Увязнуть в паутине (ЛП) - Марченко Владимир Борисович (хорошие книги бесплатные полностью txt) 📗
На этом этапе я считал, что во всем этом имеется некий закрученный смысл, а вся терапия и вправду обладает действенной силой. Хеллингер утверждает, что человек, желающий сохранить верность умершему партнеру, идет за ним — в смерть, в болезнь. Подобное бы сходилось, вот только в данном случае дочь выручила пани Ядвигу. Помимо того, азбукой расстановок является принцип, что если перед тем женщина очень сильно любила какого-то мужчину, то часто видит его в сыне. Что, в свою очередь, объясняло бы болезнь Бартека.
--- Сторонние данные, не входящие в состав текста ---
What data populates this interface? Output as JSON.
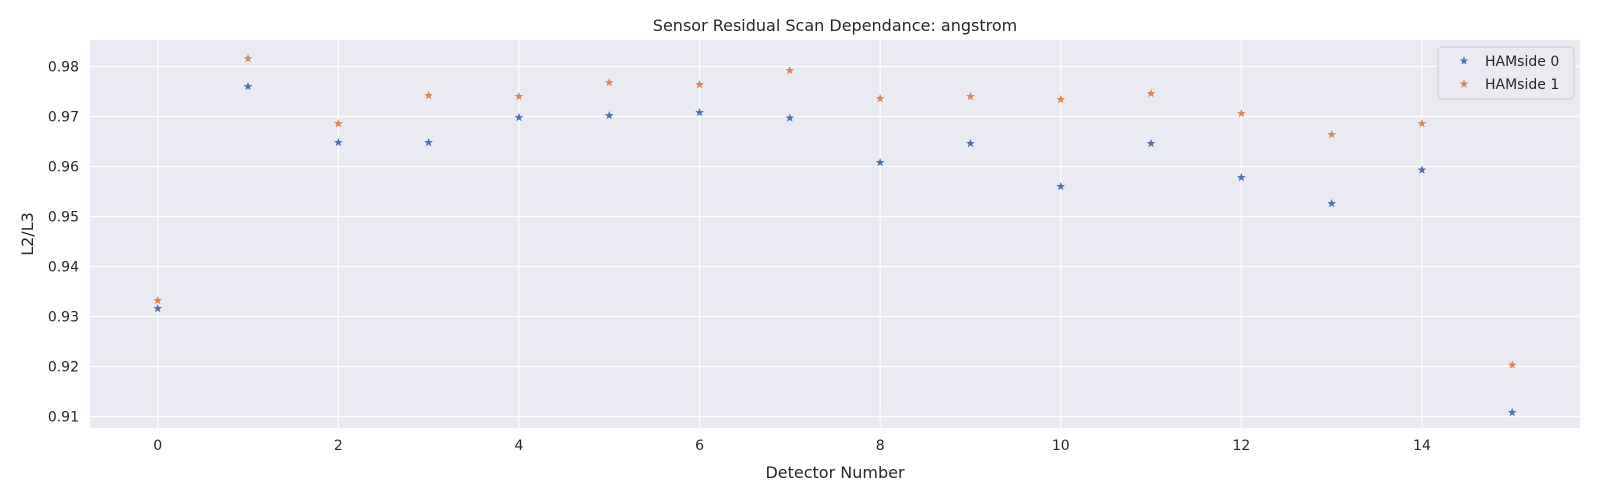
{
  "chart_data": {
    "type": "scatter",
    "title": "Sensor Residual Scan Dependance: angstrom",
    "xlabel": "Detector Number",
    "ylabel": "L2/L3",
    "xlim": [
      -0.75,
      15.75
    ],
    "ylim": [
      0.9077,
      0.9853
    ],
    "xticks": [
      0,
      2,
      4,
      6,
      8,
      10,
      12,
      14
    ],
    "yticks": [
      0.91,
      0.92,
      0.93,
      0.94,
      0.95,
      0.96,
      0.97,
      0.98
    ],
    "ytick_labels": [
      "0.91",
      "0.92",
      "0.93",
      "0.94",
      "0.95",
      "0.96",
      "0.97",
      "0.98"
    ],
    "grid": true,
    "legend_position": "top-right",
    "marker": "star",
    "series": [
      {
        "name": "HAMside 0",
        "color": "#4c72b0",
        "x": [
          0,
          1,
          2,
          3,
          4,
          5,
          6,
          7,
          8,
          9,
          10,
          11,
          12,
          13,
          14,
          15
        ],
        "y": [
          0.9316,
          0.976,
          0.9648,
          0.9648,
          0.9698,
          0.9702,
          0.9708,
          0.9697,
          0.9608,
          0.9646,
          0.956,
          0.9646,
          0.9578,
          0.9526,
          0.9593,
          0.9108
        ]
      },
      {
        "name": "HAMside 1",
        "color": "#dd8452",
        "x": [
          0,
          1,
          2,
          3,
          4,
          5,
          6,
          7,
          8,
          9,
          10,
          11,
          12,
          13,
          14,
          15
        ],
        "y": [
          0.9332,
          0.9816,
          0.9686,
          0.9742,
          0.974,
          0.9768,
          0.9764,
          0.9792,
          0.9736,
          0.974,
          0.9734,
          0.9746,
          0.9706,
          0.9664,
          0.9686,
          0.9203
        ]
      }
    ]
  }
}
Ведь к вашего сына тоже было больное сердце, я прав?
Рудский кивнул.
— Сам не знаю, — продолжал Шацкий, — как такое возможно, но я поверил в фантастическую гипотезу: Хенрик Теляк каким-то образом — может быть, и самым непосредственным — был замешан в смерть любовника собственной жены конца восьмидесятых годов. В ходе терапии он узнает, что совершенное им преступление довело до самоубийства дочку, и что оно же связано со смертельной болезнью сына. Каким-то необъяснимым образом, благодаря «знающему полю», это же чувствует и его жена. Эмоции пани Ядвиги, среди которых ненависть и желание мести, настолько сильны, что их воспринимает ее заместительница в терапии, пани Барбара Ярчик, которая и совершает убийство. Весьма стройно, но у меня не было ни единой улики, которая бы объединяла Теляка с Сосновским, равно как и пани Теляк с жертвой из прошлого. Полиция не смогла найти его родных, материалы старого следствия исчезли — так что тупик. Опять же, что-то снова не давало мне покоя, все эти мелкие шероховатости. Ваши ошибки в ходе проведения расстановки, таблетки, запись на диктофоне. Слишком уж много стечений обстоятельств. И вот тут приходит третий элемент — моя дочка.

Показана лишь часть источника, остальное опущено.